Monday, January 21, 2008

College Basketball

Georgia Tech Cheerleaders and mascot at a basketball game.
I went to a school which was pretty good in basketball. Problem is, I like football better. It is easier to carry on a conversation in an outdoor stadium than it is inside with all of the sounds bouncing off the hardwood, the ceiling, the walls. Even the ball dribbling and the whistles can interrupt a conversation. Oh, and you thought I would say that I liked the football players in their tight white pants, bending over? Yeah, right. Actually I think some women go along with a "high def" purchase because it makes those tight white pants really jump of the screen. Or so I have heard.

Oh, and my team is in the basement of the ACC. Best basketball conference - the only team in the conference without an overall winning record right now. And I looked at the RPI Rankings (most other rankings only go up to 25 or so) to see where GA Tech rates, and, well, they are not in the top 100. In fact, there is a real chance that most of the teams in the ACC will be invited to the tourney, with the exception of GA Tech and probably a team or two. I sort of feel like one of the fans of a team that is in the same conference (or whatever it is really called) with the NY Yankees and Boston Red Socks. I mean, really, why even field a decent team when the competition is going to outspend you 3 to 1. One year, New York's infield cost more than most major league teams. Really. Don't quote me on that, but doesn't it sound true?

You might ask yourself why I am writing about Georgia Tech basketball on MLK's birthday (celebrated day, not actual day). Well, I think a lot of people won't even read this so why waste a good post about invisible panty lines (how to have them) or Candida albicans (how not to get it).

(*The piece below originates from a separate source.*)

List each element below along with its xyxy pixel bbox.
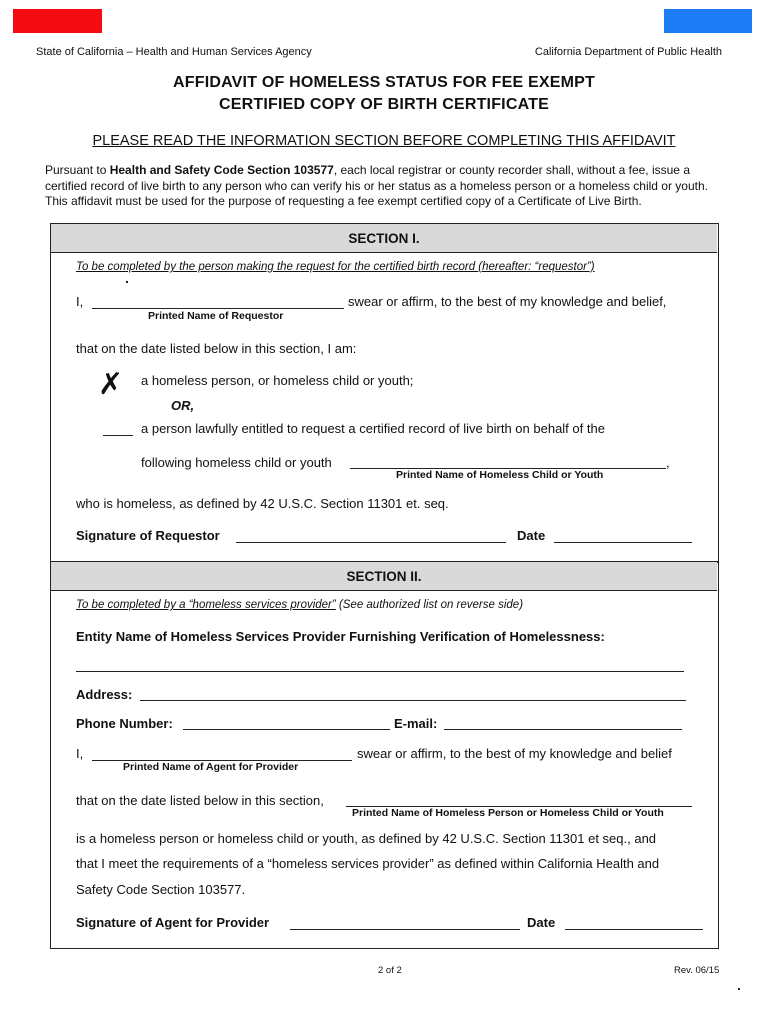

Speaking of issues of little importance, I was looking at a webpage the other day, and I saw the following ad:

It is an ad to chat with a Mormon. Maybe because I have had sex on the brain recently, but it sort of looks like one of those sex chat ads. I mean, you know the ones on late night television – sexy woman who says, "You know, when I want to relax, I just chat with my friends on the phone." It sort of sounds like when she works on the sex line, it is relaxing to her. Guess she picked the right line of work – until her voice gets all gravelly from the two-pack a day habit. Unless that is some sort of fetish I am unaware of.

Personally, I can't wait until football season. College football. That is, if my team were better. I am glad I am not a rabid fan because more often than not, the season ends in disappointment. Sort of like calling those sex hotlines. I mean, date hotlines.


Frankly Speaking said...

Sex on the brain lately? I was under the impression you had sex on the brain most of the time ... you know, like the rest of us. :-)

Anonymous said...

I like having sex on the brain.

Is GT really that bad at basketball. I guess they have to choose basketball of football.

My school - Texas Tech - is a little bit the same way, but they put more money in football and don't do as well but put less in basketball and do better. It's a good town for both sports.

Now you have me all sexed on the brain.


Leesa said...

frankly: I don't think about sex all of the time, but lately . . .

edge: yeah, GT is just that bad. Doesn't Texas Tech have that coach that throws chairs at his players?

RWA said...

Hopefully the new coach at Georgia Tech will get your alma mater back on the right track for football.

I think we need to hear more about your sex hotline calls. And from this post, please don't try to backtrack and say you've never called one.

Deb said...

I enjoy college football more than pro.

Leesa said...

rwa: I have actually never called a sex hotline. Sorry to disappoint.

deb: I enjoy college sports more than pro sports as well.